After the corporation grants the option it will be bound to sell at the stated price and at the option of the optionee/purchaser. The option must be exercised within 30 days. If it is exercised, the corporation will sell the land within 30 days and neither the corporation nor the legislator will have or retain any interest in the land, the purchasing entity, or in a future lease of the land and improvements to the state. The optionee/purchaser has no existing lease or agreement to lease with the state.
Two of the statutes the Ethics Commission has authority to interpret address business interests of legislators. Section 572.053 of the Government Code provides that a member of the legislature may not vote on a measure or a bill that will directly benefit a specific business transaction of a business entity in which the member has a controlling interest (other than a measure affecting an entire class of businesses). Even assuming that the legislator in this request has a controlling interest in the corporation, the statute does not appear to apply here because there is no suggestion that a bill or measure affecting the proposed purchase transaction will come before the legislature.1 If such a measure did come before the legislature, the legislator would not be able to vote on it.
Another provision of chapter 572 prohibits a legislator, or a business entity in which a legislator has a substantial interest,2 from leasing any office space or other real property to the state, a state agency, the legislature or a legislative agency, the Supreme Court of Texas, the Court of Criminal Appeals, or a state judicial agency. Gov't Code § 572.057. Under the facts of this request, the business entity in which the legislator has an interest would not own the property at the time lease negotiations or a lease with the state is entered into. This provision would therefore not prevent the corporation owned by the legislator's spouse from selling the property to the prospective buyer.
We note that article III, section 18, of the Texas Constitution also restricts a legislator from entering into a contract with the state. The Texas Ethics Commission has no authority to interpret constitutional provisions.
None of the provisions subject to interpretation by the Ethics Commission prohibit a corporation owned by a legislator's spouse from selling a tract of land that the purchaser intends to develop for lease to the state, provided that neither the corporation nor the legislator retains any interest in the property.

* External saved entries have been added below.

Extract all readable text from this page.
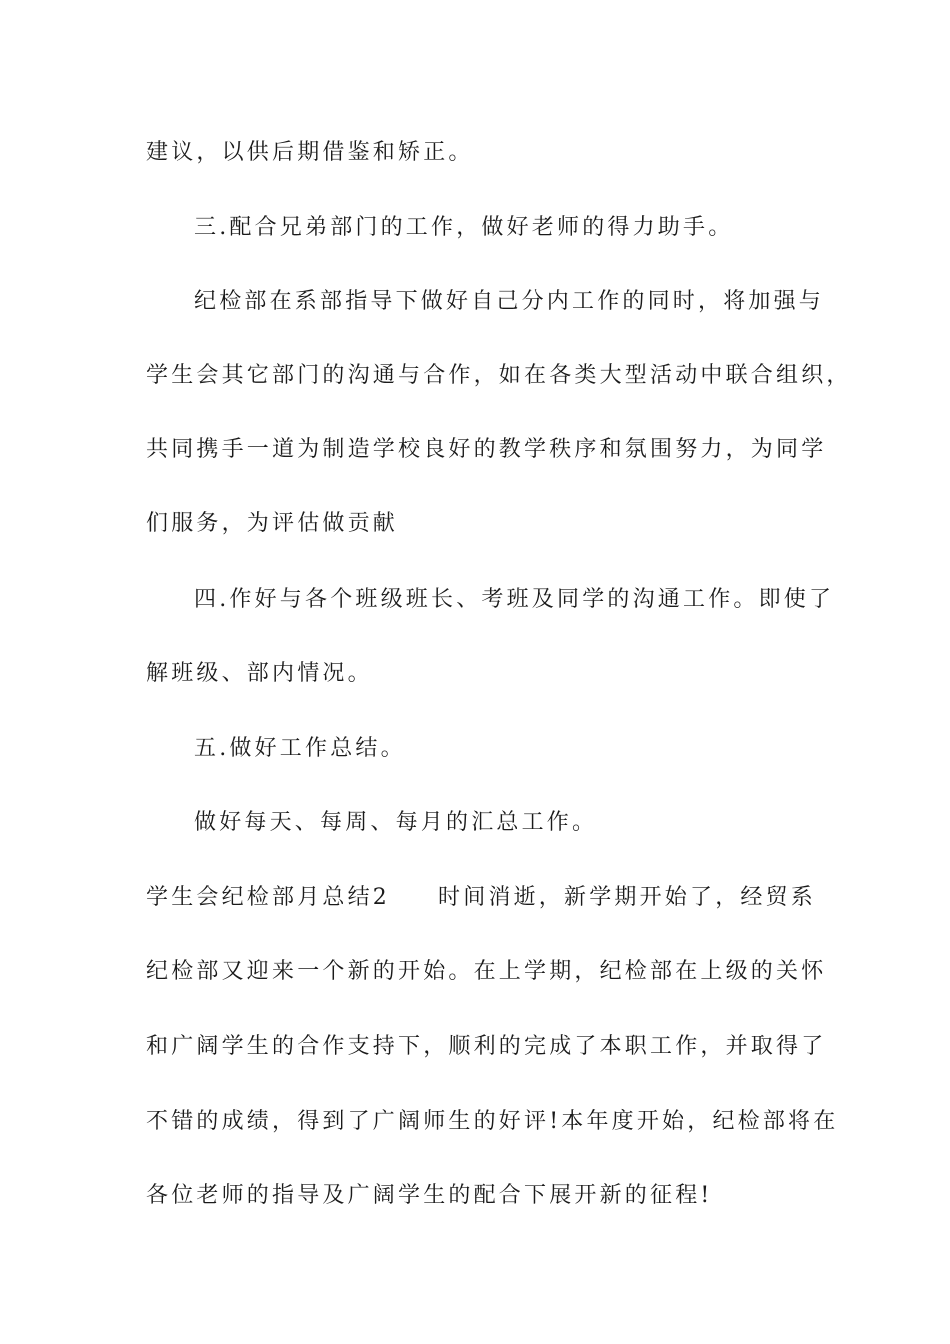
建议，以供后期借鉴和矫正。
三.配合兄弟部门的工作，做好老师的得力助手。
纪检部在系部指导下做好自己分内工作的同时，将加强与
学生会其它部门的沟通与合作，如在各类大型活动中联合组织，
共同携手一道为制造学校良好的教学秩序和氛围努力，为同学
们服务，为评估做贡献
四.作好与各个班级班长、考班及同学的沟通工作。即使了
解班级、部内情况。
五.做好工作总结。
做好每天、每周、每月的汇总工作。
学生会纪检部月总结2 时间消逝，新学期开始了，经贸系
纪检部又迎来一个新的开始。在上学期，纪检部在上级的关怀
和广阔学生的合作支持下，顺利的完成了本职工作，并取得了
不错的成绩，得到了广阔师生的好评!本年度开始，纪检部将在
各位老师的指导及广阔学生的配合下展开新的征程!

1 The statute defines "controlling interest" to include an ownership interest or participating interest by virtue of shares, stock, or otherwise that exceeds 10 percent; membership on the board of directors or other governing body of the business entity; or service as an officer of the business entity. Gov't Code § 572.053(b). We assume for purposes of this opinion that the legislator has a controlling interest in the corporation by virtue of the Texas community property laws.
2 Government Code section 572.005 provides that
[a]n individual has a substantial interest in a business entity if the individual:
(1) has a controlling interest in the business entity;
(2) owns more than 10 percent of the voting interest in the entity;
(3) owns more than $25,000 of the fair market value of the business entity;
(4) has a direct or indirect participating interest by shares, stock, or otherwise, regardless of whether voting rights are included, in more than 10 percent of the profits, proceeds, or capital gains of the business entity;
(5) is a member of the board of directors or other governing board of the business entity;
(6) serves as an elected officer of the business entity; or
(7) is an employee of the business entity.